Ia menekankan pentingnya memegang teguh komitmen bersama yang telah disepakati sejak hari pertama dan kedua penyelenggaraan muktamar.
Menurutnya, perbedaan pendapat dan dinamika merupakan hal wajar, namun semangat kebersamaan dan penghormatan terhadap marwah ulama harus tetap diprioritaskan.
Selain mengimbau kesejukan, Gus Romy juga memberikan klarifikasi mendalam terkait hasil rekomendasi dari Sidang Komisi Organisasi Muktamar.
Salah satu poin krusial yang menjadi sorotan publik dan peserta adalah mengenai aturan rangkap jabatan politik bagi jajaran kepengurusan.
Gus Romy mengonfirmasi bahwa poin-poin keputusan dalam Komisi Organisasi telah disepakati secara rinci oleh para peserta persidangan.
Ia meluruskan persepsi publik dengan menegaskan bahwa larangan menduduki jabatan politik bagi Rais 'Aam dan Ketua Umum bukanlah aturan baru.
"Sebenarnya, ketika dirancang tata tertib bahwa Rais 'Aam dan Ketua Umum itu tidak boleh menduduki jabatan politik, itu bukan barang baru. Itu sudah ada di Anggaran Dasar dan Rumah Tangga (AD/ART) NU hari ini," terangnya.
Gus Romy menjelaskan bahwa keputusan yang dihasilkan di Komisi Organisasi sifatnya lebih kepada penegasan kembali atas tata aturan yang sudah berlaku.

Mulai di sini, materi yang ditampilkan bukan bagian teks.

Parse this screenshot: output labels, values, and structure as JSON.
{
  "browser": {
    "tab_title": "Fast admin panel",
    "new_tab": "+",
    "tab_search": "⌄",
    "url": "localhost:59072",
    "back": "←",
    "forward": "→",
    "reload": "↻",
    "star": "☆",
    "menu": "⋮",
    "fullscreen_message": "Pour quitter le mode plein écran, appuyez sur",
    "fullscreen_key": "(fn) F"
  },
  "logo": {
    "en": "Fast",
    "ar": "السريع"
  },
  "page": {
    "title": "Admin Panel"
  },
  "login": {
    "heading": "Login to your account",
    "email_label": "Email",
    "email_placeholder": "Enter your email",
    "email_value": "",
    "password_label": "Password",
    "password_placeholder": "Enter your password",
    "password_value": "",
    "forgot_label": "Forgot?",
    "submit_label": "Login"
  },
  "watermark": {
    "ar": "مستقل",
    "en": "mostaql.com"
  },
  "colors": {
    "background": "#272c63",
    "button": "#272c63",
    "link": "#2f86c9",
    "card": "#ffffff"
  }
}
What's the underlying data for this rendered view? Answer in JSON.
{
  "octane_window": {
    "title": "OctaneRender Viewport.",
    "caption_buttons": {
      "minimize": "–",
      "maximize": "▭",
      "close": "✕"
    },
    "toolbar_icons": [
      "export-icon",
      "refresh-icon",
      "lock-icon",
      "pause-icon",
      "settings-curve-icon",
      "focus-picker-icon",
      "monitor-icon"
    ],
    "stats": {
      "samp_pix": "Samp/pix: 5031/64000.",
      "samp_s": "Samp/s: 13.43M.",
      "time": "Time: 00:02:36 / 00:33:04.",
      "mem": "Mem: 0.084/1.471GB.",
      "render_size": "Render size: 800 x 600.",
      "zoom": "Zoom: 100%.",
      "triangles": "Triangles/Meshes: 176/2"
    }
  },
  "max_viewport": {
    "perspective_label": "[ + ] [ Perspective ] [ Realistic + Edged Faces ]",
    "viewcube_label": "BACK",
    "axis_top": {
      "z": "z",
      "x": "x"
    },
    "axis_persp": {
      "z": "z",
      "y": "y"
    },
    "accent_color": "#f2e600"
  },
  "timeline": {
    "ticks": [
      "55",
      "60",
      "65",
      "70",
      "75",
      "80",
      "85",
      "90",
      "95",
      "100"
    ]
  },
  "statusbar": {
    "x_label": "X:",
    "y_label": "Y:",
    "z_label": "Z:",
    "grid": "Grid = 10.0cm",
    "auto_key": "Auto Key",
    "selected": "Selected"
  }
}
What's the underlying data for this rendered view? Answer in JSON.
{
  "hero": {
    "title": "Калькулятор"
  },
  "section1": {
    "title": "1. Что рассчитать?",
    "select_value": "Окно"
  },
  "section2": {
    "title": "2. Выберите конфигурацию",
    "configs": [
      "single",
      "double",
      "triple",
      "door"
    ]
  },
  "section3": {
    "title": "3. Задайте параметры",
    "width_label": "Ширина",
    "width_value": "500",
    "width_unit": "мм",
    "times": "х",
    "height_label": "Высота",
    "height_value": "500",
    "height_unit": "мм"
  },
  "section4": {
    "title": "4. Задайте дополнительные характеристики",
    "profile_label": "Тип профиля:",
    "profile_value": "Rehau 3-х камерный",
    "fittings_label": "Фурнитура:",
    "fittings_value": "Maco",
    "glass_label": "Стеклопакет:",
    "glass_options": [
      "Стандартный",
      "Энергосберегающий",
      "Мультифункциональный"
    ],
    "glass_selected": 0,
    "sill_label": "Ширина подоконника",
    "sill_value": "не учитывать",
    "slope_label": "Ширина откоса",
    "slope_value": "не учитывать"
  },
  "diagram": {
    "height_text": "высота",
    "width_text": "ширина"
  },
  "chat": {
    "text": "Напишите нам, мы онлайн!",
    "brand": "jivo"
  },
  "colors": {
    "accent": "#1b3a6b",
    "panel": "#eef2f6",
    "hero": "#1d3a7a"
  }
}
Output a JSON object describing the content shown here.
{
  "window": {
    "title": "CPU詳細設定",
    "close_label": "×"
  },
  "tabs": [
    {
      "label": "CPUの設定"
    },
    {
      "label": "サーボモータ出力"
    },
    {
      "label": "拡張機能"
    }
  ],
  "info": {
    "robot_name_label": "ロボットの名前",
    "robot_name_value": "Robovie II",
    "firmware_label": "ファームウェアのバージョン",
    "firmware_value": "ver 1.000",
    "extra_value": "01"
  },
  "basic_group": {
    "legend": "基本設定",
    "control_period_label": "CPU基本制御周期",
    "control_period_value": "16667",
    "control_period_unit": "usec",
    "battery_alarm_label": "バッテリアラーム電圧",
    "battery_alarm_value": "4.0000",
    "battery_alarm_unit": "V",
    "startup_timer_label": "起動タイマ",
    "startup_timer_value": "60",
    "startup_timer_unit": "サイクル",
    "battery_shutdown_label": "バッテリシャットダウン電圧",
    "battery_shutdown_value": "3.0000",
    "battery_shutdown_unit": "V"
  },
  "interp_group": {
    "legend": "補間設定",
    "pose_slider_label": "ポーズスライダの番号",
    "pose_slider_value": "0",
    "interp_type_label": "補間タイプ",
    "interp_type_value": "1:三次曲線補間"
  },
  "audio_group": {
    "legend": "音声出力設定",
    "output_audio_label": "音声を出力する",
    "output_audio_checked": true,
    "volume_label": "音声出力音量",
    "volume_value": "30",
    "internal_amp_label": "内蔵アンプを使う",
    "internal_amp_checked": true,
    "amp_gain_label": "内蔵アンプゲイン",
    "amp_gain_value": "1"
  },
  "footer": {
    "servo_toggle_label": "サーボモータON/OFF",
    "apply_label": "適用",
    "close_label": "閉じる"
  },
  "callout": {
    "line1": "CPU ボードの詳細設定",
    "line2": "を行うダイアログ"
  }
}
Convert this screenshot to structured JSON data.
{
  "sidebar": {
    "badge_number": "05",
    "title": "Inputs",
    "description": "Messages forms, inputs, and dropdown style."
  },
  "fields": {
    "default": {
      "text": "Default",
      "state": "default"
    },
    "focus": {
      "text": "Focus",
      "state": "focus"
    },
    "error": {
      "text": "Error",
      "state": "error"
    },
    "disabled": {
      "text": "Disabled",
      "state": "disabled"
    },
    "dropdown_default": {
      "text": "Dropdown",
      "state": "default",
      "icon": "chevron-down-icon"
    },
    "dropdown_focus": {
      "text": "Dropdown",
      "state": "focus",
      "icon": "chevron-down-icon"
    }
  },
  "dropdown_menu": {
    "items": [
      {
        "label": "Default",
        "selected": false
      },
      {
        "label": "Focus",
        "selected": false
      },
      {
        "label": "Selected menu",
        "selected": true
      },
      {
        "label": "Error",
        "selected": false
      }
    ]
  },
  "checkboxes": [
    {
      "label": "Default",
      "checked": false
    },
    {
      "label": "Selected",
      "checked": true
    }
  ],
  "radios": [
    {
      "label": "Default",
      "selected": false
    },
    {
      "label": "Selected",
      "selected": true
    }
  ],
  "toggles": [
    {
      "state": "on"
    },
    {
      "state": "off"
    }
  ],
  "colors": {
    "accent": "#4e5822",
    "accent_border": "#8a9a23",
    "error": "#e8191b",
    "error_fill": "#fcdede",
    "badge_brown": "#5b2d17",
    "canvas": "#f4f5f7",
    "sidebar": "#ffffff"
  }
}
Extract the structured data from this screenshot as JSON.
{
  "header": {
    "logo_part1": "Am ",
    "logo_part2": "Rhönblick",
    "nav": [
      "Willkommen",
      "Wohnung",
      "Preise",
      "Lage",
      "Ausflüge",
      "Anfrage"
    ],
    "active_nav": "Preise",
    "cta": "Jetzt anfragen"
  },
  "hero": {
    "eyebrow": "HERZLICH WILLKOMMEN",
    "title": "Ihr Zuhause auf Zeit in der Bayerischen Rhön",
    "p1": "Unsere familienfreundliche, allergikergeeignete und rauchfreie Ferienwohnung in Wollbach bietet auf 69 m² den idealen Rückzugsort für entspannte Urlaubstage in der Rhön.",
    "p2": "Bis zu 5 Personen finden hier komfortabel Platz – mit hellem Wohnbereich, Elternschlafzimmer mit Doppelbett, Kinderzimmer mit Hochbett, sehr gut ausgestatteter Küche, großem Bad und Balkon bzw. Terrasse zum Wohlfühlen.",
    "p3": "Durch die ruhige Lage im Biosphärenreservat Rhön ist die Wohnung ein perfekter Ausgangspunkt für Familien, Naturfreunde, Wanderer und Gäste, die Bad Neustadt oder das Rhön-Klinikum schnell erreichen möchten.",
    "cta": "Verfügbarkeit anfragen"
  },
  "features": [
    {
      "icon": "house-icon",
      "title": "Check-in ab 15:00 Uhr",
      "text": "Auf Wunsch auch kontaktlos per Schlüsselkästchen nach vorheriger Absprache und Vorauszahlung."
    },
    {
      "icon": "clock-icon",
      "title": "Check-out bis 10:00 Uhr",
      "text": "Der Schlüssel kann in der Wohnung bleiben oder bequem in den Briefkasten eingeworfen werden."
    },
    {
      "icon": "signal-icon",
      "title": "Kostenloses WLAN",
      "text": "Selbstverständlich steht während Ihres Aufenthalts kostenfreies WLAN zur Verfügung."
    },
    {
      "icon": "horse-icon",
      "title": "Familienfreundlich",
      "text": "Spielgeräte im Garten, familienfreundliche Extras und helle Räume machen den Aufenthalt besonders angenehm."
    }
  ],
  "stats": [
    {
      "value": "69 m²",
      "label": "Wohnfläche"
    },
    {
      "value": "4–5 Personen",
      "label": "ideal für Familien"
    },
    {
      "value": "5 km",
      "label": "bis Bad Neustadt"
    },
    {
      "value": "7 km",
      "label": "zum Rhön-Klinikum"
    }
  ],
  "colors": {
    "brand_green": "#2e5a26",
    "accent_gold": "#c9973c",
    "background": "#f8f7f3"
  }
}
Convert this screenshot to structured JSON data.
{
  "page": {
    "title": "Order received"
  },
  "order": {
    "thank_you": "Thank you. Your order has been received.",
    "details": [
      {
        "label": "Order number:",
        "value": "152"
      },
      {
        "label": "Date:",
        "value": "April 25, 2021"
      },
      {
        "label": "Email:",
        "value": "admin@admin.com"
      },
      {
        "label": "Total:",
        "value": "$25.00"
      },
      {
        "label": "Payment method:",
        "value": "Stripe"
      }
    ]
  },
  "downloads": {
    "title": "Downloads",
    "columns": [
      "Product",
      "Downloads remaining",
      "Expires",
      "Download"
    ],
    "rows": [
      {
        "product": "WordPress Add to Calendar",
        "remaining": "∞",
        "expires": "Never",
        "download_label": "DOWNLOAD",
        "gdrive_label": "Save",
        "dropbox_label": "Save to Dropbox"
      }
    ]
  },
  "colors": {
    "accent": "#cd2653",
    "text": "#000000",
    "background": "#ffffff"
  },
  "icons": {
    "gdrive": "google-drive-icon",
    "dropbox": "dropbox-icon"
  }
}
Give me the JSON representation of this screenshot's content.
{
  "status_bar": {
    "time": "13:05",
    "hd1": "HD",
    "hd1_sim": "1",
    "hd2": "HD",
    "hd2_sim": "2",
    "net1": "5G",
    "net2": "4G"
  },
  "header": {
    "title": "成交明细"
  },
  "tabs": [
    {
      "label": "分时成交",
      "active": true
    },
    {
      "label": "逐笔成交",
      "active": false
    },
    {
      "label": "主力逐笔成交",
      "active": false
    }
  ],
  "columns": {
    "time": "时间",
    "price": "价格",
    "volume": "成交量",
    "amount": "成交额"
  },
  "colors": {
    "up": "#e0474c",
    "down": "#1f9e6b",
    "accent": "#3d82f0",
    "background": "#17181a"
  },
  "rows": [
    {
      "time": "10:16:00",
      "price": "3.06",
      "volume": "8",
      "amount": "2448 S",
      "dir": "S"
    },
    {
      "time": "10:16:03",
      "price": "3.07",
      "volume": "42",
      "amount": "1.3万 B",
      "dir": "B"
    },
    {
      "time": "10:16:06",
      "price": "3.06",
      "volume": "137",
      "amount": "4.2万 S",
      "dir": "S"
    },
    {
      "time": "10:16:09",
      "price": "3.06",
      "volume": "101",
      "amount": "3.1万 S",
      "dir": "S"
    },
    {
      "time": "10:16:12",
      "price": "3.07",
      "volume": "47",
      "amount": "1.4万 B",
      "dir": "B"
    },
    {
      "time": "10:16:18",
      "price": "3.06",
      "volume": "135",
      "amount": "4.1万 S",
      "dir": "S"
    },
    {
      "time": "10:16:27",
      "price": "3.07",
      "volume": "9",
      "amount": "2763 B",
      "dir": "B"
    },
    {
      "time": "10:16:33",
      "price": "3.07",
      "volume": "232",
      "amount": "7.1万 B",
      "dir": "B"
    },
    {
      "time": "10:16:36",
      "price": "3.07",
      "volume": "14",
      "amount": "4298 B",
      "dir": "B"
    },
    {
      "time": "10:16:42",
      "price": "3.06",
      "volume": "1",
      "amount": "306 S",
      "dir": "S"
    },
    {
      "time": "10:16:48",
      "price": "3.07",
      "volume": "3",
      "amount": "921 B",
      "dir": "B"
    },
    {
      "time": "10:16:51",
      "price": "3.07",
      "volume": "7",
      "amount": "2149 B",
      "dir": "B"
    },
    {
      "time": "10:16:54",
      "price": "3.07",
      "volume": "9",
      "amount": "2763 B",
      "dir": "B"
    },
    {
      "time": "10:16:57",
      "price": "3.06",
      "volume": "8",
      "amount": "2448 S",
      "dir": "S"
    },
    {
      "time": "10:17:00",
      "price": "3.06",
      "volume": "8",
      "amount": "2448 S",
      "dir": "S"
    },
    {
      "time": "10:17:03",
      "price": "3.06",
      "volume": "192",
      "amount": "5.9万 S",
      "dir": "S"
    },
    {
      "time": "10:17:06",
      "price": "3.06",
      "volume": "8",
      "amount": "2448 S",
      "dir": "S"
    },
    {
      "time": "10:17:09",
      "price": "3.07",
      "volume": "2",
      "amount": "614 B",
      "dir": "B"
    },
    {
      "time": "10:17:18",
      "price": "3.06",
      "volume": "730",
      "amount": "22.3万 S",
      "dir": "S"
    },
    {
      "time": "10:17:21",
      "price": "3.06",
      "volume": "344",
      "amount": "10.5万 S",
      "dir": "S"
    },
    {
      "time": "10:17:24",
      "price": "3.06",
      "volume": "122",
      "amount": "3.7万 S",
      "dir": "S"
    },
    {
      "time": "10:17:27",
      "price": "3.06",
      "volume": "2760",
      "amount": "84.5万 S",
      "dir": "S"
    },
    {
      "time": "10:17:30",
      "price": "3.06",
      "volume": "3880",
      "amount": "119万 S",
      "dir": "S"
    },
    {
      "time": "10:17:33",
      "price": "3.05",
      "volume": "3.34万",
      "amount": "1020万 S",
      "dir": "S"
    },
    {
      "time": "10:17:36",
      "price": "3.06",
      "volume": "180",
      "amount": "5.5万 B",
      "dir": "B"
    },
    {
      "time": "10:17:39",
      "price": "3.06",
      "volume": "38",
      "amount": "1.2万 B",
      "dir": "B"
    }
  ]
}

Ia menambahkan, seluruh produk utama hasil muktamar menegaskan bahwa pucuk pimpinan NU dilarang keras memegang jabatan politik praktis.
Namun demikian, dinamika di Komisi Organisasi juga melahirkan penyesuaian terkait norma "jeda politik" bagi calon Ketua Umum.
Melalui berbagai masukan dari para muktamirin, Komisi Organisasi sepakat menghapus ketentuan syarat jeda politik bagi figur yang ingin maju.
"Dengan adanya masukan dari para muktamirin, kita memberikan ruang seluas-luasnya kepada siapapun untuk maju sebagai calon Ketua Umum," ungkapnya.
Sebagai gantinya, mekanisme pengunduran diri secara administratif kini menjadi syarat mutlak bagi kader yang aktif di partai politik.
"Ketika yang bersangkutan merupakan pengurus partai politik, ya dia harus menyatakan mundur pada saat akan maju, yang didukung dengan syarat administratif berupa surat dari DPP partai bersangkutan," jelasnya.
Gus Romy menepis anggapan bahwa keterlibatan kader parpol akan mengabaikan prinsip organisasi, mengingat secara substansi nilai-nilai perjuangan parpol berbasis keumatan masih beririsan erat dengan prinsip-prinsip Nahdlatul Ulama.